Wednesday, November 28, 2007, Part 2

“What more shall I say? For the time would fail me to tell of Gideon and Barak and Samson and Jephthah, also of David and Samuel and the prophets” (Hebrews 11:32).

IDEA: The temptation of Samson by Delilah embodies elements of most temptations.

PURPOSE: To help listeners be aware of how temptations work.

Do you think it’s a nice idea to give children biblical names?

Do you know many who named a daughter “Delilah”?

When you hear the name “Delilah,” what do you think of?

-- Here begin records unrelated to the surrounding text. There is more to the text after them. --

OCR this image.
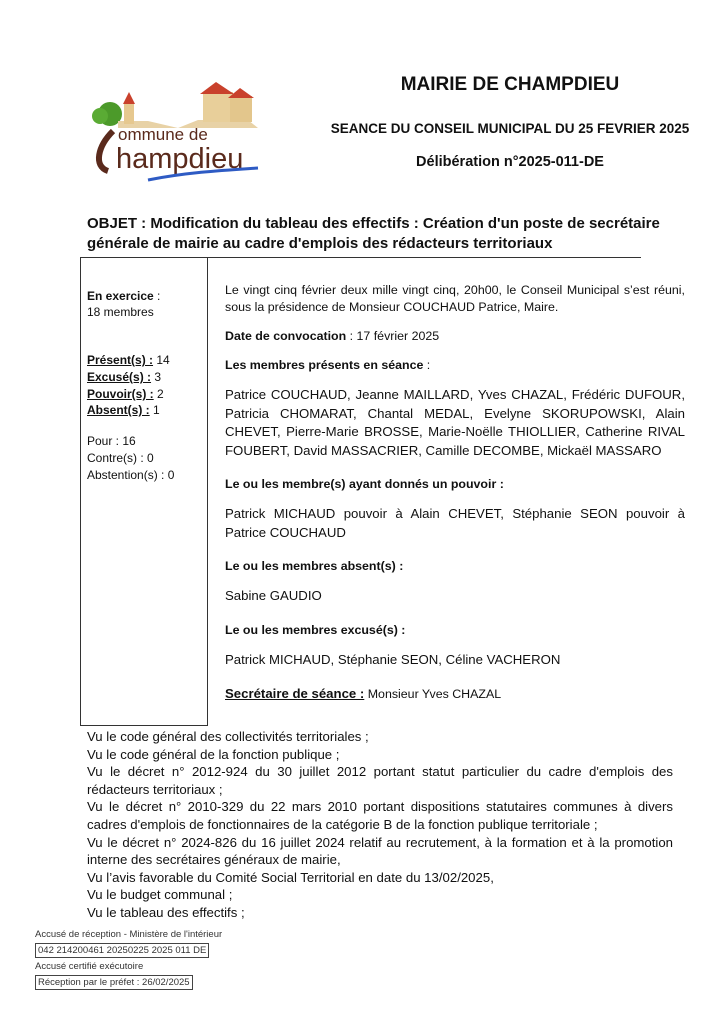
ommune de
hampdieu
MAIRIE DE CHAMPDIEU
SEANCE DU CONSEIL MUNICIPAL DU 25 FEVRIER 2025
Délibération n°2025-011-DE
OBJET : Modification du tableau des effectifs : Création d'un poste de secrétaire générale de mairie au cadre d'emplois des rédacteurs territoriaux
En exercice :
18 membres
Présent(s) : 14
Excusé(s) : 3
Pouvoir(s) : 2
Absent(s) : 1
Pour : 16
Contre(s) : 0
Abstention(s) : 0

Le vingt cinq février deux mille vingt cinq, 20h00, le Conseil Municipal s’est réuni, sous la présidence de Monsieur COUCHAUD Patrice, Maire.

Date de convocation : 17 février 2025

Les membres présents en séance :

Patrice COUCHAUD, Jeanne MAILLARD, Yves CHAZAL, Frédéric DUFOUR, Patricia CHOMARAT, Chantal MEDAL, Evelyne SKORUPOWSKI, Alain CHEVET, Pierre-Marie BROSSE, Marie-Noëlle THIOLLIER, Catherine RIVAL FOUBERT, David MASSACRIER, Camille DECOMBE, Mickaël MASSARO

Le ou les membre(s) ayant donnés un pouvoir :

Patrick MICHAUD pouvoir à Alain CHEVET, Stéphanie SEON pouvoir à Patrice COUCHAUD

Le ou les membres absent(s) :

Sabine GAUDIO

Le ou les membres excusé(s) :

Patrick MICHAUD, Stéphanie SEON, Céline VACHERON

Secrétaire de séance : Monsieur Yves CHAZAL

Vu le code général des collectivités territoriales ;
Vu le code général de la fonction publique ;
Vu le décret n° 2012-924 du 30 juillet 2012 portant statut particulier du cadre d'emplois des rédacteurs territoriaux ;
Vu le décret n° 2010-329 du 22 mars 2010 portant dispositions statutaires communes à divers cadres d'emplois de fonctionnaires de la catégorie B de la fonction publique territoriale ;
Vu le décret n° 2024-826 du 16 juillet 2024 relatif au recrutement, à la formation et à la promotion interne des secrétaires généraux de mairie,
Vu l’avis favorable du Comité Social Territorial en date du 13/02/2025,
Vu le budget communal ;
Vu le tableau des effectifs ;
Accusé de réception - Ministère de l'intérieur
042 214200461 20250225 2025 011 DE
Accusé certifié exécutoire
Réception par le préfet : 26/02/2025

She is the embodiment of temptation. Gary Inrig in his book on the judges, Heart of Iron, Feet of Clay, spends two chapters on Samson’s fall because of Delilah. He argues that there are three very important principles about all temptation that are embodied in the actions of Delilah. These principles lie at the heart of why we succumb to temptation when it enters our lives.

I. Moral compromise always makes us vulnerable to further compromise.

Samson had entered into sexual compromises before he met Delilah, so his downfall didn’t happen suddenly.

Do you think that it is true that small compromises always lead to larger compromises?

II. Temptation comes to us in attractive packages.

Delilah wasn’t Tugboat Annie. She was obviously an attractive and experienced woman.

Sin always comes with promises that our lives will be richer and our experience fuller if we embrace it. It will give us what we could get in no other way.

Temptation always appeals to the short run and ignores the long run.

III. Temptation comes when we choose wrong company.

Samson continually sought out the wrong kind of women—a Philistine woman from Timnah, the prostitute in Gaza, and then Delilah. He chose them as companions.

The Proverbs warn about the power of friendships to ennoble us or destroy us.

“He who walks with wise men will be wise, but the companion of fools will be destroyed” (Proverbs 13:20).

“The righteous should choose his friends carefully, for the way of the wicked leads them astray” (Proverbs 12:26).

“Make no friendship with an angry man, and with a furious man do not go, lest you learn his ways and set a snare for your soul” (Proverbs 22:24, 25).

Conclusion:

Is it wrong to have friends who are not Christians?